Why the X Prize is Important

They did it. Burt Rutan’s Scaled Composite’s SpaceShipOne made a successful first Ansari X Prize rocketing to 100 miles and the limit of space before returning safely to earth.

Like the 1919 Orteig prize which spurred Lindbergh to attempt the first transatlantic crossing in the Spirit of St.Louis, the Ansari X Prize has managed to do what superpowers have failed to do: open space.

I think the X Prize competition is important, but not for the reason most people think I do (my father being an aeronautical technician, my brother an airplane mechanic, and my mom a trekkie). I honestly think the benefits to science and industry will be minuscule to the changes I hope it creates in our ideas about ourselves.

The first is that individuals coming together can accomplish incredible, amazing things and that not even space is beyond our grasp. You too can perform miracles.
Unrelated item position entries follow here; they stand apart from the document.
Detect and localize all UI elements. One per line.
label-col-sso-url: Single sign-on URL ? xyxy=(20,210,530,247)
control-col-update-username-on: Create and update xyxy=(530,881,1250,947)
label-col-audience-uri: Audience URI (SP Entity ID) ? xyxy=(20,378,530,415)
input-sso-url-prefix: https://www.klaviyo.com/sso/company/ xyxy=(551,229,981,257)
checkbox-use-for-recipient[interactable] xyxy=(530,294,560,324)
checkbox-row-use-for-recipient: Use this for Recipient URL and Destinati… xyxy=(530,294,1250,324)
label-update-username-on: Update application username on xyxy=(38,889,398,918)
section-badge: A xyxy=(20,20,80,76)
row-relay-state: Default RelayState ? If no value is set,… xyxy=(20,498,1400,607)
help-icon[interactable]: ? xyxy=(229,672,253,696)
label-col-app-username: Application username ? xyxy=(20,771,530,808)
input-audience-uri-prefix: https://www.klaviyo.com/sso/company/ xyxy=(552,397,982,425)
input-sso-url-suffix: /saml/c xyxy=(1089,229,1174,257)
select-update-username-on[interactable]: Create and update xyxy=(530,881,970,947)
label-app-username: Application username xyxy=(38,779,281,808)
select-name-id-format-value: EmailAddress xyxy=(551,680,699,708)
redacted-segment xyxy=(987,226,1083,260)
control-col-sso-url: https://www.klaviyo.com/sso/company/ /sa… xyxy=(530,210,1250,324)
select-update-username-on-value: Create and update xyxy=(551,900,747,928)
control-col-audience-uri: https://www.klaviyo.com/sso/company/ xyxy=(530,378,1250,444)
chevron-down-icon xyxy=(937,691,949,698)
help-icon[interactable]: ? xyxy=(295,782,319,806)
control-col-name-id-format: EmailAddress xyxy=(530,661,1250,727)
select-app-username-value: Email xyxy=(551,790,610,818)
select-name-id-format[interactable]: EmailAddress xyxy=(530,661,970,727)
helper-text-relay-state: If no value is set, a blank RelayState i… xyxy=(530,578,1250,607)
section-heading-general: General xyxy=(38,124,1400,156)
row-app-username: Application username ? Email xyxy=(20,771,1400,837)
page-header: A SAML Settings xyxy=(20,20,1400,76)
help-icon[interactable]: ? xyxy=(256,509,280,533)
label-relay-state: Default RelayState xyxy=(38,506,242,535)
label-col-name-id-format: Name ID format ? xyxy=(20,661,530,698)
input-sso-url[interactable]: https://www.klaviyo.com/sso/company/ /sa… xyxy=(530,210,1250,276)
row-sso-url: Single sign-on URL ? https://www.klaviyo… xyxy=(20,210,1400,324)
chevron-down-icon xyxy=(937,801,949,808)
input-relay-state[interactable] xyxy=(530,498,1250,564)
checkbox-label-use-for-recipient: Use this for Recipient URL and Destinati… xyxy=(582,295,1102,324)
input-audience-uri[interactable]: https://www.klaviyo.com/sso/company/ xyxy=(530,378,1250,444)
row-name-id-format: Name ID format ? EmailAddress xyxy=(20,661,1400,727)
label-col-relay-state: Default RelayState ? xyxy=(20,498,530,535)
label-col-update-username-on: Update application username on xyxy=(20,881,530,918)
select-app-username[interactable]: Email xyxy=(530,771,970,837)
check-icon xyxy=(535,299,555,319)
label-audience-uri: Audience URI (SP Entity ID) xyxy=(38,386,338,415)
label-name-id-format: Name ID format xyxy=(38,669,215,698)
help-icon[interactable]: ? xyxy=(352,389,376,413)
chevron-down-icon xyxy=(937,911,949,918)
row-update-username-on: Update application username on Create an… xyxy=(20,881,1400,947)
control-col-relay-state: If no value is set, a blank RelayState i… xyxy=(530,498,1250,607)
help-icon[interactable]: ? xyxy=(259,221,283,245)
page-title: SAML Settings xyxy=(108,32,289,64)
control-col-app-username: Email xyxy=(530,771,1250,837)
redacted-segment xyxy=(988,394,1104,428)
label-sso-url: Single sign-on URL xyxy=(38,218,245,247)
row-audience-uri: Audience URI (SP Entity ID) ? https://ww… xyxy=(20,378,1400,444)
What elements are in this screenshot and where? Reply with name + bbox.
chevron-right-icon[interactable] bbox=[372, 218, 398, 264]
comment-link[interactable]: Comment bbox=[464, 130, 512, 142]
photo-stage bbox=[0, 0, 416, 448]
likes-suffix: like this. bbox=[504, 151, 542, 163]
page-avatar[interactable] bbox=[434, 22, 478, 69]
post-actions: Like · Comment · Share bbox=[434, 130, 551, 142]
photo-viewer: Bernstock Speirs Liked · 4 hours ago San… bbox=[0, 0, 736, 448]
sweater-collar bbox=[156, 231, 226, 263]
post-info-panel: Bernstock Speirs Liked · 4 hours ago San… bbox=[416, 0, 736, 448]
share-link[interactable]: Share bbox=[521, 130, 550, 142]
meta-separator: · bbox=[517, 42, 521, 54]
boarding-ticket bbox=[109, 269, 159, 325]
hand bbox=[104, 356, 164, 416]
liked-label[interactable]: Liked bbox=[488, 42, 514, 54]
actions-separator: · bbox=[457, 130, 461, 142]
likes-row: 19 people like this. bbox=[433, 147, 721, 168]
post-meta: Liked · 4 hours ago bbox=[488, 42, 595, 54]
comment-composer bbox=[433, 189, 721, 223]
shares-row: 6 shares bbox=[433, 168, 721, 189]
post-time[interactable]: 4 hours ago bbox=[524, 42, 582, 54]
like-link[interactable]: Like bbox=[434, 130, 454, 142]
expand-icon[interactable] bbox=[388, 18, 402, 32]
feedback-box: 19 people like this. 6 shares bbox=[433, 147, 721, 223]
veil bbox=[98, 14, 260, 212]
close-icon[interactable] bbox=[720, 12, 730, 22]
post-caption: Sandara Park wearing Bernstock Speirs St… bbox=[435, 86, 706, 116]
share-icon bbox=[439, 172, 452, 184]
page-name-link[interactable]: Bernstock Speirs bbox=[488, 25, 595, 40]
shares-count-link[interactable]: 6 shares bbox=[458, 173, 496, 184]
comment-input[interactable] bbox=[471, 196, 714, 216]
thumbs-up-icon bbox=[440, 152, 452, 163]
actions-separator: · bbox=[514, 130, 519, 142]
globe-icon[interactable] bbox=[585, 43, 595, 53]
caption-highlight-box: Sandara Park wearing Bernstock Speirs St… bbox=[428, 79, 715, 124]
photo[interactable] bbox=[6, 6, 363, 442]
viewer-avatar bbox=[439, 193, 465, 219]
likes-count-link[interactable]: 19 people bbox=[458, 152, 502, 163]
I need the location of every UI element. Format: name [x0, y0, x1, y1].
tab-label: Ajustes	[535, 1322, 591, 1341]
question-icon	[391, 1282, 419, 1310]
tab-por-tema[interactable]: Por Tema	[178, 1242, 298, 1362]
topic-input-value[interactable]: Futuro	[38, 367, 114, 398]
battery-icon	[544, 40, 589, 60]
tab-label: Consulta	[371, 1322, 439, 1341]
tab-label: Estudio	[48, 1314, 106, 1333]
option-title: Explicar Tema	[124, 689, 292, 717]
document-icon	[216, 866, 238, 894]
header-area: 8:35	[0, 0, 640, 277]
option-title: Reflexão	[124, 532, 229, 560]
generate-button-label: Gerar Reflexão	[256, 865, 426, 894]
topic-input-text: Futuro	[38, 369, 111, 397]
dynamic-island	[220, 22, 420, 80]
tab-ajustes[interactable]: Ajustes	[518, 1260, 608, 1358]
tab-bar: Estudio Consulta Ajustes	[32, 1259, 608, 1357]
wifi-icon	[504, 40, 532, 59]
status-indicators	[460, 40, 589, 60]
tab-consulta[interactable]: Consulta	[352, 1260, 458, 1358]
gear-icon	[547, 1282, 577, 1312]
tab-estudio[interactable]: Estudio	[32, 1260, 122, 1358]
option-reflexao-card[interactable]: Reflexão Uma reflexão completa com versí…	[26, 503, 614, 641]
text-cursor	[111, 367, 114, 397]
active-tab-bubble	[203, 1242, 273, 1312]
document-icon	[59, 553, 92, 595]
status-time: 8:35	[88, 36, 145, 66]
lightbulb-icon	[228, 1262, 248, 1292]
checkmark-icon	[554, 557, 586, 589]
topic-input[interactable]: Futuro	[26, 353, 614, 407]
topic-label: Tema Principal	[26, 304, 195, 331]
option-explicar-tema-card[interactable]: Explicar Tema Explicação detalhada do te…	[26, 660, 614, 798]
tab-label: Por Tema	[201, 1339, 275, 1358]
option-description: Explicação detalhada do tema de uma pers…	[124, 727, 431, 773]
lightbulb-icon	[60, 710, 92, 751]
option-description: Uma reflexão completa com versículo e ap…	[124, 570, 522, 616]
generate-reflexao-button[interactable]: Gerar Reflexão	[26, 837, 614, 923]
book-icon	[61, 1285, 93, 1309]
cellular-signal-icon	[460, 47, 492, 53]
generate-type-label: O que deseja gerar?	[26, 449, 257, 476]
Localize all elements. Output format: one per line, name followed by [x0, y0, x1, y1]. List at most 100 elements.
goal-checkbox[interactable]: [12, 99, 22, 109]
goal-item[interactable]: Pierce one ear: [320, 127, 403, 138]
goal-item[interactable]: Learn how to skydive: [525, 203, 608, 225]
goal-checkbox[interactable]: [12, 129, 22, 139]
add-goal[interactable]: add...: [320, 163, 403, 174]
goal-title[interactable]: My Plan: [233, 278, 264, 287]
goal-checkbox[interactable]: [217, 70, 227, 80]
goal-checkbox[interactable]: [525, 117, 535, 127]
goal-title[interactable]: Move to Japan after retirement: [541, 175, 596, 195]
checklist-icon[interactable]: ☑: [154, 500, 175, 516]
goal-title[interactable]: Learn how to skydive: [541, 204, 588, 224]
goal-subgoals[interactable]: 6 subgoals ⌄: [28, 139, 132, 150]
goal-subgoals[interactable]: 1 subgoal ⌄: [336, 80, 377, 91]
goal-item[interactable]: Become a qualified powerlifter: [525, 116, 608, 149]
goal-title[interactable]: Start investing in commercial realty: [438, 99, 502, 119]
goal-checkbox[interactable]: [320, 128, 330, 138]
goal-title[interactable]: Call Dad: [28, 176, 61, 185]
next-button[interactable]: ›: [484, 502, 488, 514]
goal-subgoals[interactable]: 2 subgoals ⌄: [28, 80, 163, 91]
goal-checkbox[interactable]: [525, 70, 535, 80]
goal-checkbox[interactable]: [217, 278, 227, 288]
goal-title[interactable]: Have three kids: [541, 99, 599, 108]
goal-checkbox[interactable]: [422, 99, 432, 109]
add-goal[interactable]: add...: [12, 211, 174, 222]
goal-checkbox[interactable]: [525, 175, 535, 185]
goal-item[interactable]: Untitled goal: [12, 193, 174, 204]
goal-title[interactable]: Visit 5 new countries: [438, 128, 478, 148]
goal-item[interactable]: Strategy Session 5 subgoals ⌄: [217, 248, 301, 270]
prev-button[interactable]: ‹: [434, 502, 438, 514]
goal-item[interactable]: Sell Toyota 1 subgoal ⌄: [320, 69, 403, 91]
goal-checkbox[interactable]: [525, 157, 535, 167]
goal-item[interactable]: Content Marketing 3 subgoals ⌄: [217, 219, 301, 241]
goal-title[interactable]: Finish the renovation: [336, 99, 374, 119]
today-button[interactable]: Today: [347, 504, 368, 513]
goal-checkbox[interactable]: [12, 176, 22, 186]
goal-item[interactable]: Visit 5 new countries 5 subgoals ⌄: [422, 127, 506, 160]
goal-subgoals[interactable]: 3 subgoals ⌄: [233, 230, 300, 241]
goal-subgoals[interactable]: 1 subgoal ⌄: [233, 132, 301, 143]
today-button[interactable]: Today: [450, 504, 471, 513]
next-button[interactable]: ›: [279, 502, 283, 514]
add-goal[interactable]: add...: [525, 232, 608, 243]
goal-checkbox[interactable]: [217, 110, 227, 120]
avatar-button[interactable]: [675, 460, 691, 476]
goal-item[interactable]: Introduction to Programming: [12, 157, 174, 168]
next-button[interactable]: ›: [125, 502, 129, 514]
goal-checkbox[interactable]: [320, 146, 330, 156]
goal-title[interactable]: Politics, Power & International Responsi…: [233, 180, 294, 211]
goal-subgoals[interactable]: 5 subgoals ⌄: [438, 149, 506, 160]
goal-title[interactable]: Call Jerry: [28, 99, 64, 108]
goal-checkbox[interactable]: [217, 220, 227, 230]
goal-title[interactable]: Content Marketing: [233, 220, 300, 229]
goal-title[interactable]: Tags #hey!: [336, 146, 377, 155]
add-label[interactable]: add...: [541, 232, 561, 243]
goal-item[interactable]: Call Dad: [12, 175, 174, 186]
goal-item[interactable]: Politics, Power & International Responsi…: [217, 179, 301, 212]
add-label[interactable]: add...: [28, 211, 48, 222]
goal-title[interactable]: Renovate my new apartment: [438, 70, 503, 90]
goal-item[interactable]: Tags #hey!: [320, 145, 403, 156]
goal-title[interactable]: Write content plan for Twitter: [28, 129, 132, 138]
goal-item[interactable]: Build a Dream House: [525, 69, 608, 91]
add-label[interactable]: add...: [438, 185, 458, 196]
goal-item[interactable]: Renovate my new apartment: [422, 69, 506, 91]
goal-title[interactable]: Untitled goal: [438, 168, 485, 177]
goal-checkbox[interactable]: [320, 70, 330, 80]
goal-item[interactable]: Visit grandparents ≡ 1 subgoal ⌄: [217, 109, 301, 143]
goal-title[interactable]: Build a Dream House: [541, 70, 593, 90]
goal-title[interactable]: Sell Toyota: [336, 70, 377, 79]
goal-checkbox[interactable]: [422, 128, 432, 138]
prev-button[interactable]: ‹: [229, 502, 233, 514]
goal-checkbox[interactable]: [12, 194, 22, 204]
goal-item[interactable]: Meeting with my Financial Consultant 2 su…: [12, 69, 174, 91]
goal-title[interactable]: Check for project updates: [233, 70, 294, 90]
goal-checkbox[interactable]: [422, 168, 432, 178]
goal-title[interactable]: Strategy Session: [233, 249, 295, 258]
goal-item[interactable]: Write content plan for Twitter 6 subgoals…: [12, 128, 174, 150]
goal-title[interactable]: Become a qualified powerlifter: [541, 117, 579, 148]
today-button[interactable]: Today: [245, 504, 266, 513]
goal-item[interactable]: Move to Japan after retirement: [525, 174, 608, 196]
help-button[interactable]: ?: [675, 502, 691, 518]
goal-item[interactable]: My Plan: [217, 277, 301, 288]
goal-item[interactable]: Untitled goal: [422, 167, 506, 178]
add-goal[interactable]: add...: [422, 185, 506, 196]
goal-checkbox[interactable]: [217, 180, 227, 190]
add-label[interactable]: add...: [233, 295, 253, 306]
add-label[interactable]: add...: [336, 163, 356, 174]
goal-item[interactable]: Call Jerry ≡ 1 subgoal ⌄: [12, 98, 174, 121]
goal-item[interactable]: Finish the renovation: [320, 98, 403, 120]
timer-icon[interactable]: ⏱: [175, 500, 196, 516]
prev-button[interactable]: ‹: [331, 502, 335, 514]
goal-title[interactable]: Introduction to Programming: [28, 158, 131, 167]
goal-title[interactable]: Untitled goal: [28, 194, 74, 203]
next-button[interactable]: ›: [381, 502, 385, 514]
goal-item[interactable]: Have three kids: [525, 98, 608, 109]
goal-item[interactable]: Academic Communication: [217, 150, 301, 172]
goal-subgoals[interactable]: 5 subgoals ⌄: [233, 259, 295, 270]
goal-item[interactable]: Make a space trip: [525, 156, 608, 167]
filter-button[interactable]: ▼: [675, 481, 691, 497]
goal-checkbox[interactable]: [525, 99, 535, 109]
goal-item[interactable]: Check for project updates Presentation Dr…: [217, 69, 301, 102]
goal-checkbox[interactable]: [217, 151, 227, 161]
Secondly, looking back from space, seeing our little blue-green planet in an ocean of infinite black; the realization that we are one earth, all one people and that the things that divide us are nothing compared to that which makes us all equal.

We are all explorers. It is our nature. And any initiative, public or private, which encourages us to discover our potential as humanity and inspire individuals to do the same personally is a great thing.

I was just in DC at the National Air and Space Museum. The Wright flyer, the Spirit of St. Louis and Chuck Yeager’s sound barrier breaking X-1 are there. Awe-inspiring accomplishments we take for granted today even as we are jetting over continents and across oceans. And alongside these, the pride of the American space program. I’m hoping when I go back to the museum again, SpaceShipOne is there as well.